ЭЭГ при эпилепсии лобной доли часто оказывает лишь незначительную помощь. Иктальная ЭЭГ показывает уплощение ритмических полиспайков (16–24 в секунду) и вторичную генерализацию из очага. При цингулярной эпилепсии точная локализация очага возможна только по СЭЭГ (стереотаксическая ЭЭГ). ЭЭГ орбито-фронтальной области во время припадка сглажена, с появлением ритмичных полиспайков 16–24 в секунду и вторичной генерализацией. При дорсолатеральной эпилепсии в большинстве случаев очаг можно хорошо определить регистрацией поверхностной ЭЭГ во время припадка или в интериктальном периоде. ЭЭГ при лобной моторно кортикальной эпилепсии в 75 % случаев без фокальной патологии.

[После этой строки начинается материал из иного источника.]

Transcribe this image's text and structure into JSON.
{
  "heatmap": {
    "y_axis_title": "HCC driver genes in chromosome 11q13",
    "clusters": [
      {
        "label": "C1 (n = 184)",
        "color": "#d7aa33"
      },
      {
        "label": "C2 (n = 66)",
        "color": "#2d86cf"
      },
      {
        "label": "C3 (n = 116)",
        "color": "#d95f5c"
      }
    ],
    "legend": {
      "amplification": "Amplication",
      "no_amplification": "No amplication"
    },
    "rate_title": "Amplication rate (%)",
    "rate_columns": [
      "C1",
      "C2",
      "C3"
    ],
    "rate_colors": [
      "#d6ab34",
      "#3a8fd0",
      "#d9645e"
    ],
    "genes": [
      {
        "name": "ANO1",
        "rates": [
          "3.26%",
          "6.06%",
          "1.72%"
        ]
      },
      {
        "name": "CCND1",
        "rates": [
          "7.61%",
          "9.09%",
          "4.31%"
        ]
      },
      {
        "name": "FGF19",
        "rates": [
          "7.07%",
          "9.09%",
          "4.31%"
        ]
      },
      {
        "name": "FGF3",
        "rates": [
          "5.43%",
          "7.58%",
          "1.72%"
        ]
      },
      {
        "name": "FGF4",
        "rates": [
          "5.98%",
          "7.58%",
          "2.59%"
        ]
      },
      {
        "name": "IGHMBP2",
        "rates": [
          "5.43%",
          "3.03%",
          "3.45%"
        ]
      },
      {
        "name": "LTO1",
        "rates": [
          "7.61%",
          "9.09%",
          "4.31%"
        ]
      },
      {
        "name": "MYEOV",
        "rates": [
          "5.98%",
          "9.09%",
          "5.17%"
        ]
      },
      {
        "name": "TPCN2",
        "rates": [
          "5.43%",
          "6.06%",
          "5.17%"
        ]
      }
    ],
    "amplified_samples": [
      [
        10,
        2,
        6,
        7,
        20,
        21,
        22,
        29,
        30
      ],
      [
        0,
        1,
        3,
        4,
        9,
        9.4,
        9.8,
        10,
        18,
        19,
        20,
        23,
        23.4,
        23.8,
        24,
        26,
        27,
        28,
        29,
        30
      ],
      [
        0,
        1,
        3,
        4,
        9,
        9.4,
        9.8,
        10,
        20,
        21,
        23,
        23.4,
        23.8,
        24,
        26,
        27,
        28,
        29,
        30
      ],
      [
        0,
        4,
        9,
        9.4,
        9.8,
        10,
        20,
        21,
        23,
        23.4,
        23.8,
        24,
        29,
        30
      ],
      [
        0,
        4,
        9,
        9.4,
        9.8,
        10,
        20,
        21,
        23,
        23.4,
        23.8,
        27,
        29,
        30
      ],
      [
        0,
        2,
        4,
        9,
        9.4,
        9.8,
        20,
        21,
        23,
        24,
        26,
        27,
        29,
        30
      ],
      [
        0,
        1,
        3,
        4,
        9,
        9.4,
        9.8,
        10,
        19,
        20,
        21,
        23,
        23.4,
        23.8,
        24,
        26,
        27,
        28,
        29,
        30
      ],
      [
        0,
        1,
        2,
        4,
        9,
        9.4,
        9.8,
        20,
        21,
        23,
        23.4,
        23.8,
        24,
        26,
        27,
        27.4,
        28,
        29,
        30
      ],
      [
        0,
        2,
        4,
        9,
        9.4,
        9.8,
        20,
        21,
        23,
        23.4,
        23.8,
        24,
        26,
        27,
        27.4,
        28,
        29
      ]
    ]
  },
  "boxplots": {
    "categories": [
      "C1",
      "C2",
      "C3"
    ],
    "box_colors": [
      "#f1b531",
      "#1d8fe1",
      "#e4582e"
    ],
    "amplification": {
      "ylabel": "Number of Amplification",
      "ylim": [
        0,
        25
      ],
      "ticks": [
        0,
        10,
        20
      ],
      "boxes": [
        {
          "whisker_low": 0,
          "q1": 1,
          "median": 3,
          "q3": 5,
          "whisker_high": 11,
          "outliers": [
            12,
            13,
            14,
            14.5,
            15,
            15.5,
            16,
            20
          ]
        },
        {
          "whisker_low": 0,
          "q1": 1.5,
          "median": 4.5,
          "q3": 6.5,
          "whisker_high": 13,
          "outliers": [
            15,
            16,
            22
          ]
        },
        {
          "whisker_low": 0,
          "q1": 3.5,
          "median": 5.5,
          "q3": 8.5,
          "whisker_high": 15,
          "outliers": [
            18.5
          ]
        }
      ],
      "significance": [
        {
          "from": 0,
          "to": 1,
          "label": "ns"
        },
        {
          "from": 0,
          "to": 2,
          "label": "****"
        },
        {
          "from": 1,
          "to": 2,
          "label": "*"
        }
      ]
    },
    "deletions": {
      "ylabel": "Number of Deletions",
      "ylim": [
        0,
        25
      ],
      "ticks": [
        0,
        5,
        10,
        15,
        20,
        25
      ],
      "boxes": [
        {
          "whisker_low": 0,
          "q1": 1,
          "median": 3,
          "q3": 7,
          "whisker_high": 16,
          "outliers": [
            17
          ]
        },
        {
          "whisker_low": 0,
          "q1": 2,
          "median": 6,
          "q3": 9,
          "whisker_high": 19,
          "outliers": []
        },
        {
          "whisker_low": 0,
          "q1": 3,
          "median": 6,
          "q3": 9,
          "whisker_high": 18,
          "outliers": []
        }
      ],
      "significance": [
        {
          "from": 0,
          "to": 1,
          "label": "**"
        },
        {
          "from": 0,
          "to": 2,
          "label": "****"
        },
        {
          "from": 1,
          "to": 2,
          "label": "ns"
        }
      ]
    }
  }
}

Дифференциальная диагностика

Детальное обследование пациентов с лобной эпилепсией позволяет в первую очередь исключить текущие церебральные процессы.

Общими особенностями пароксизмов при эпилепсии с очагом в лобной доле является типичная феноменология приступов: тоническая или постуральная активность, повышенная двигательная активность, комплексные жестикуляционные автоматизмы, вокализации, их частота, кратковременность, отсутствие или незначительная спутанность сознания после приступа.

Последнее часто приводит к ошибочной трактовке припадка как психогенного. Отличать припадки лобной доли от психогенных очень сложно в связи с тем, что нередко оба вида припадков могут наблюдаться у одного и того же пациента. В большинстве диагностически сложных случаев окончательный диагноз может быть поставлен только после видео- и телеэнцефалографического мониторирования. Приступы лобной доли можно принять за припадки, исходящие из височной доли головного мозга. Нередко затруднения возникают в дифференциальной диагностике эпилептических вегетативно-висцеральных припадков и обмороков, относящихся к аноксическим (аноксоишемическим) припадкам.